On May 13, the students in Concord Academy’s Medical Club hosted Dr. Michael Siegel, a professor at Tufts University School of Medicine whose research focuses on racial inequities in health and corporate influences on health as well as strategies to counteract them. To a small group of CA students, Joanne Oh ’23, who worked in Siegel’s lab last summer, presented a groundbreaking research paper published in the Journal of Racial and Ethnic Health Disparities that they and other members of Siegel’s lab had co-authored.

As Joanne explained, the research team quantified race-based disparities in COVID-19 vaccination rates at the state level, then investigated disparities across states. Previous research in this area had been conducted only at the national level. This was the first article published in a peer-reviewed journal to focus on disparities at the state level, and its conclusions show that marked racial disparities in COVID-19 vaccination exist throughout the United States, and that their magnitude is strongly associated with structural racism. The paper recommends that efforts to reduce these disparities must go beyond interventions targeting individual behavior.

“Only if you believe structural racism is a contributor can you pinpoint an effective approach to reduce racial disparities,” Siegel said. He invited students to examine the term “vaccine hesitancy”—a phrase that emerged during the pandemic—and its role in shifting blame away from systemic causes onto the individuals being harmed. As Siegel noted, an entire set of factors allow someone to be vaccinated against COVID-19, including availability nearby, child care, transportation, and paid time off work to both receive the vaccine and manage side effects. “If you’re Black,” Siegel said, “you also have the history of medical maltreatment of African American people and the resulting distrust to overcome.”

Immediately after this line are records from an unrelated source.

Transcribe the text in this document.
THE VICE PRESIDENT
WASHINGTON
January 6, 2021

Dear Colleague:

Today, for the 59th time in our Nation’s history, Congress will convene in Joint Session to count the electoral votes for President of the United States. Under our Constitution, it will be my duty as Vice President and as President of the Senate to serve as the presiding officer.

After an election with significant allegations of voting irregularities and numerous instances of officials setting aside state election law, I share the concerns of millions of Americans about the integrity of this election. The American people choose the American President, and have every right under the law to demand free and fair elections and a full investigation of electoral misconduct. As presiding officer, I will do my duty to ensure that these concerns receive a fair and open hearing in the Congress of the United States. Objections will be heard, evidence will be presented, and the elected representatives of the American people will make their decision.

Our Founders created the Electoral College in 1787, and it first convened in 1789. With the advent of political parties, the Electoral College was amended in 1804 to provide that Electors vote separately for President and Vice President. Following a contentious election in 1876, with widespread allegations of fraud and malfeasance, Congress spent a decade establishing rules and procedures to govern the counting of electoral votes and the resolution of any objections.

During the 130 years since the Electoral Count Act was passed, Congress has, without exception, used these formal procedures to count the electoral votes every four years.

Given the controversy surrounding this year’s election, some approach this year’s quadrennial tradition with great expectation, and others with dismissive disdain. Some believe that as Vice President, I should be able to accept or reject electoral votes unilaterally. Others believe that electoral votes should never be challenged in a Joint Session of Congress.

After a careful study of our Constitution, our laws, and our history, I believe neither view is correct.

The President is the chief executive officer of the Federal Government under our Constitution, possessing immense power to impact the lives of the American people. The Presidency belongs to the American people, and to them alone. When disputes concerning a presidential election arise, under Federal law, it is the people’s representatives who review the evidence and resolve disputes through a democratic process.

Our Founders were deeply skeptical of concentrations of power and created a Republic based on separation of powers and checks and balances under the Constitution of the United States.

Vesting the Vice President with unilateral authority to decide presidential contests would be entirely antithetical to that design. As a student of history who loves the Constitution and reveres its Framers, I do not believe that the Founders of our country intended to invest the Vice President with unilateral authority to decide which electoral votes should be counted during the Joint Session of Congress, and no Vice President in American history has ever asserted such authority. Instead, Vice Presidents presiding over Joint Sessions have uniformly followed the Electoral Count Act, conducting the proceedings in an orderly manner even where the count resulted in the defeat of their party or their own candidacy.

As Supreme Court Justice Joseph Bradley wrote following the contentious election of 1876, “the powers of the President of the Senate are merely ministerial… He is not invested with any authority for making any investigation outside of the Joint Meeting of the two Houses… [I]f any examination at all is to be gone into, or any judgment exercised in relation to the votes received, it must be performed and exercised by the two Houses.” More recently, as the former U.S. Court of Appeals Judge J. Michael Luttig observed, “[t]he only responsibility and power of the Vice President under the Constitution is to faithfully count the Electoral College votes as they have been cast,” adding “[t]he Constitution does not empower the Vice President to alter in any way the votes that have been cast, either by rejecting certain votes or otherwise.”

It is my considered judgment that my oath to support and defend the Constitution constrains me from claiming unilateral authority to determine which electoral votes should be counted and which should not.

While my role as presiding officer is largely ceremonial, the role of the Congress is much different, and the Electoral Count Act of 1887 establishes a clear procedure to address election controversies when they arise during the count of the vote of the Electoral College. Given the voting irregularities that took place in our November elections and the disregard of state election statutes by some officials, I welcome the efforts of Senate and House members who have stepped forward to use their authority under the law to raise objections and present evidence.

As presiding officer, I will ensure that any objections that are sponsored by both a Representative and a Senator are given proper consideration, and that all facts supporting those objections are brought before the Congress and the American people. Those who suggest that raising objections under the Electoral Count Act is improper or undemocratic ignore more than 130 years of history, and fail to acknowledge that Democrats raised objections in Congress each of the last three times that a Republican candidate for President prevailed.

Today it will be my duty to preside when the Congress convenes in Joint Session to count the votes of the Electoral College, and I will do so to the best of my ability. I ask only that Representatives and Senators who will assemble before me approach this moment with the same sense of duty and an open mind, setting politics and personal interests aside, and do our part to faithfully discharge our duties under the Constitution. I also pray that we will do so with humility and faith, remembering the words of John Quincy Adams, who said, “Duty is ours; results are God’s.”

Employing rigorous statistical methods, Siegel’s team demonstrated a clear association between structural racism and racial disparities in COVID-19 vaccination. “Until she did the research, people talked about this relationship, but no one ever looked at it,” Siegel said. “Joanne actually proved it. Her research shows that we are framing a structural problem as an individual-level problem, because most interventions have been aimed at eliminating ‘vaccine hesitancy.’”

Siegel described his job as both researcher and advocate, and he shares his lab’s research findings with members of Congress who can help to effect legislative change. “Joanne’s research made a difference,” Siegel said. “It’s an amazing accomplishment.”

Joanne plans to return to Siegel’s lab this summer to expand upon this work.